Types of Mutual Funds in Pakistan
The mutual funds industry has introduced many attractive products in the last twelve years or so which are especially attractive for the small investors/ savers and it is precisely this sector which is most important for mutual funds to target and develop. Until the end of the 1990s the only categories of mutual funds in Pakistan were equity and balanced funds in both classes of mutual funds i.e. closed end and open end. Since then, the mutual fund industry introduced many new products suited to meeting the investment needs and risk appetite of a very broad cross section of the investing public such as Pension funds, Money Market Funds, Fund of Funds, Income Funds, Capital Protected/Preservation Funds, Index Tracker Funds, Commodities Funds and Income Funds for investment return to be paid monthly, quarterly or annually. In addition, the mutual funds industry also offers Shariah compliant funds under each of the categories mentioned above. These categories of funds cater to the needs of all type of investors, those who want to invest to supplement their current income and do not want to take risk and those who want to invest for long term growth and to meet their retirement needs.
The growth trend in these is as shown in the table below:


Therefore, an investor has a range of mutual funds to chose from for investment and investments should be made in a mix of funds keeping in consideration one's objectives of savings/investments which includes: Return needs, Risk Tolerance, Time horizon and Liquidity needs.
Way Forward
- Early resolution of Court cases and removal of tax anomalies
It is important for the mutual fund industry's survival and growth that the tax anomalies are removed and a conducive environment is present for the industry to do its proper role in the economy as it does internationally. Mutual Funds are the biggest savings avenue worldwide which unfortunately has not been the case over here in Pakistan. While on hand Government is offering high returns on fixed rate Government instruments and schemes making it difficult for market return instruments such as mutual funds to compete, on the other hand it is also imposing double taxation and levies on the mutual funds that are not present on other investment avenues.
It is very clear that WWF is not applicable to mutual funds (also supported by the relevant Ministry of Labour) and yet the matter has been pending since June 2010. Similarly, double taxation on savings products like FED and the sales tax jurisdiction conflicts between SRB & PRA has only resulted in resources to be diverted to fight these in courts instead of being employed to expand and grow the savings rate in the country. A level playing field between mutual funds and other savings and investment avenues is must for mutual funds and pension funds industry to grow and promote savings and investments in the country which is currently at the lowest in the region. MUFAP understands the significance of the issue for investor and industry interest and is actively following up its resolution through the Courts and Government of Pakistan.
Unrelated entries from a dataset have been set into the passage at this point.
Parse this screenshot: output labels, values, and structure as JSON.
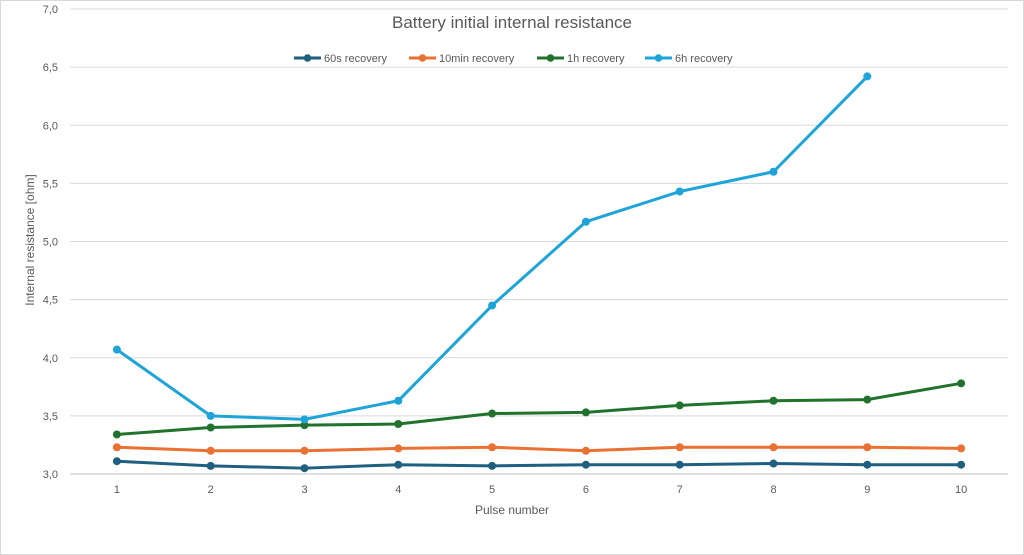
{
  "chart_data": {
    "type": "line",
    "title": "Battery initial internal resistance",
    "xlabel": "Pulse number",
    "ylabel": "Internal resistance [ohm]",
    "x": [
      1,
      2,
      3,
      4,
      5,
      6,
      7,
      8,
      9,
      10
    ],
    "ylim": [
      3.0,
      7.0
    ],
    "y_ticks": [
      "3,0",
      "3,5",
      "4,0",
      "4,5",
      "5,0",
      "5,5",
      "6,0",
      "6,5",
      "7,0"
    ],
    "grid": true,
    "legend_position": "top",
    "series": [
      {
        "name": "60s recovery",
        "color": "#1f5f80",
        "values": [
          3.11,
          3.07,
          3.05,
          3.08,
          3.07,
          3.08,
          3.08,
          3.09,
          3.08,
          3.08
        ]
      },
      {
        "name": "10min recovery",
        "color": "#e97132",
        "values": [
          3.23,
          3.2,
          3.2,
          3.22,
          3.23,
          3.2,
          3.23,
          3.23,
          3.23,
          3.22
        ]
      },
      {
        "name": "1h recovery",
        "color": "#21722d",
        "values": [
          3.34,
          3.4,
          3.42,
          3.43,
          3.52,
          3.53,
          3.59,
          3.63,
          3.64,
          3.78
        ]
      },
      {
        "name": "6h recovery",
        "color": "#1ea4d8",
        "values": [
          4.07,
          3.5,
          3.47,
          3.63,
          4.45,
          5.17,
          5.43,
          5.6,
          6.42,
          null
        ]
      }
    ]
  }
}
- Public Awareness and Education to Expand the Retail Investor Base
It is imperative for long term sustainable growth of the mutual funds industry that the retail investor base increases. Asset Management Industry vis-a-vis the Banking Sector presents a bleak picture, not only in terms of assets under management, but also with regard to participation and outreach to the general public. Currently, asset management companies are offering a diversified range of mutual and pension funds to meet the risk appetite of investors, yet the awareness in the masses is lacking of the options available to them. The industry's next focus must be on conducting a comprehensive and sustained public awareness campaigns to bring across to the attention of the individual investors, the diverse investment features and benefits that mutual funds and voluntary pension schemes offer to them. The Government and SECP are also required to facilitate asset managers to promote, educate and encourage investors to save.